Sunday, November 9, 2014

Video review: "Jersey Boys"

“Jersey Boys” was fairly ignored at the box office, but it’s just the sort of movie that clicks on video.

It’s got a historical story that appeals to older audiences, not to mention a soundtrack that plays like a Top 40 list from the 1960s. Couple that with winning performances and a dark – though not too dark – look at the underbelly of the music biz, and you’ve got all the ingredients for a home video hit.

The story of The Four Seasons is the story of America’s transition from the relative stability and conservatism of the 1950s to the upheaval and pandemonium of the ‘60s. The band, who combined the smooth vocals of the old-timey barbershop quartet with the beats and theatrics of rock, owned the airwaves prior to the British invasion.

Based on the Broadway show and directed by Clint Eastwood, “Jersey Boys” stars John Lloyd Young as Frankie Valli, whose effortless falsetto was somehow both angelic and masculine. Young, who also starred in the stage version, manages to play Valli from age 16 to 60 without ever straining.

I also appreciated the fact that rather than having the actor lip-synch to vintage recordings of the real McCoy, Young actually provides his own facsimile of the distinctive Valli sound – and a really good one, too.

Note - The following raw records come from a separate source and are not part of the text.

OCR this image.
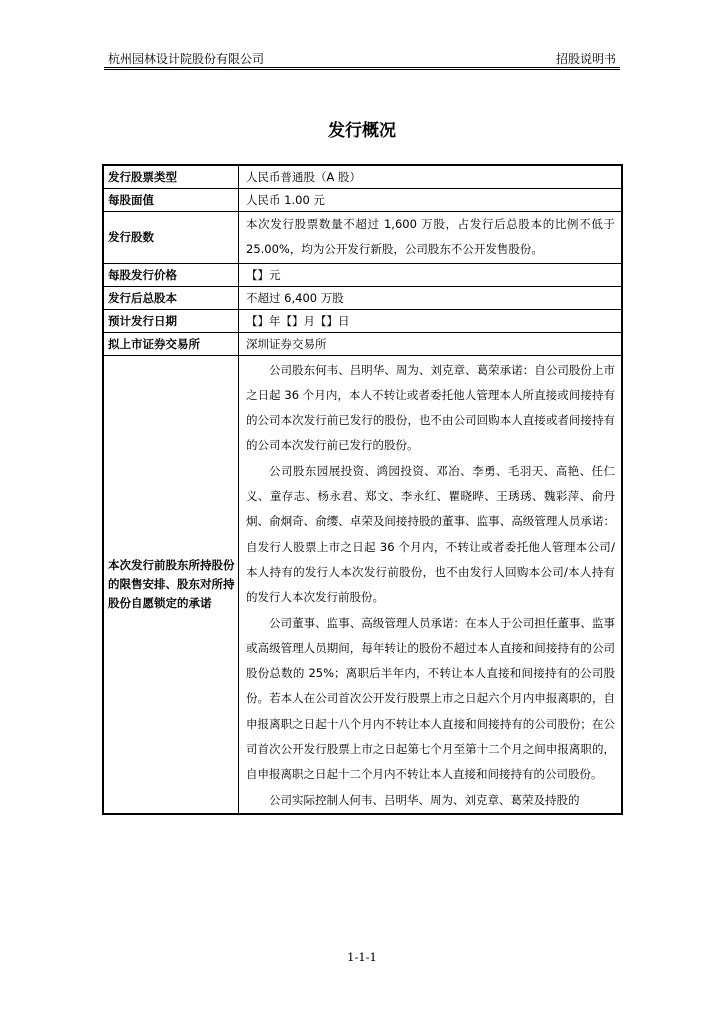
杭州园林设计院股份有限公司	招股说明书
发行概况
发行股票类型	人民币普通股（A 股）
每股面值	人民币 1.00 元
发行股数	本次发行股票数量不超过 1,600 万股，占发行后总股本的比例不低于 25.00%，均为公开发行新股，公司股东不公开发售股份。

每股发行价格	【】元
发行后总股本	不超过 6,400 万股
预计发行日期	【】年【】月【】日
拟上市证券交易所	深圳证券交易所
本次发行前股东所持股份的限售安排、股东对所持股份自愿锁定的承诺	公司股东何韦、吕明华、周为、刘克章、葛荣承诺：自公司股份上市之日起 36 个月内，本人不转让或者委托他人管理本人所直接或间接持有的公司本次发行前已发行的股份，也不由公司回购本人直接或者间接持有的公司本次发行前已发行的股份。

公司股东园展投资、鸿园投资、邓冶、李勇、毛羽天、高艳、任仁义、童存志、杨永君、郑文、李永红、瞿晓晔、王琇琇、魏彩萍、俞丹炯、俞炯奇、俞缨、卓荣及间接持股的董事、监事、高级管理人员承诺：自发行人股票上市之日起 36 个月内，不转让或者委托他人管理本公司/本人持有的发行人本次发行前股份，也不由发行人回购本公司/本人持有的发行人本次发行前股份。

公司董事、监事、高级管理人员承诺：在本人于公司担任董事、监事或高级管理人员期间，每年转让的股份不超过本人直接和间接持有的公司股份总数的 25%；离职后半年内，不转让本人直接和间接持有的公司股份。若本人在公司首次公开发行股票上市之日起六个月内申报离职的，自申报离职之日起十八个月内不转让本人直接和间接持有的公司股份；在公司首次公开发行股票上市之日起第七个月至第十二个月之间申报离职的，自申报离职之日起十二个月内不转让本人直接和间接持有的公司股份。

公司实际控制人何韦、吕明华、周为、刘克章、葛荣及持股的

1-1-1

Rounding out the cast are Erich Bergen as Bob Gaudio, who wrote many of the Four Seasons songs; Michael Lomenda as Nick Massi, the go-along-to-get-along member of the group; Vincent Piazza as Tommy DeVito, the resident bad boy; and Christopher Walken as a local mafia don with a soft spot for the boys.

A lot of movies get lost in the shuffle of summer, and most of them deserve to. But “Jersey Boys” nails its high notes.

Extra features are merely so-so. The DVD comes with just a single making-of featurettes, “Oh, What A Night” to Remember.” Upgrade to the Blu-ray combo pack and you add two more, “From Broadway To The Big Screen” and “Too Good To Be True.”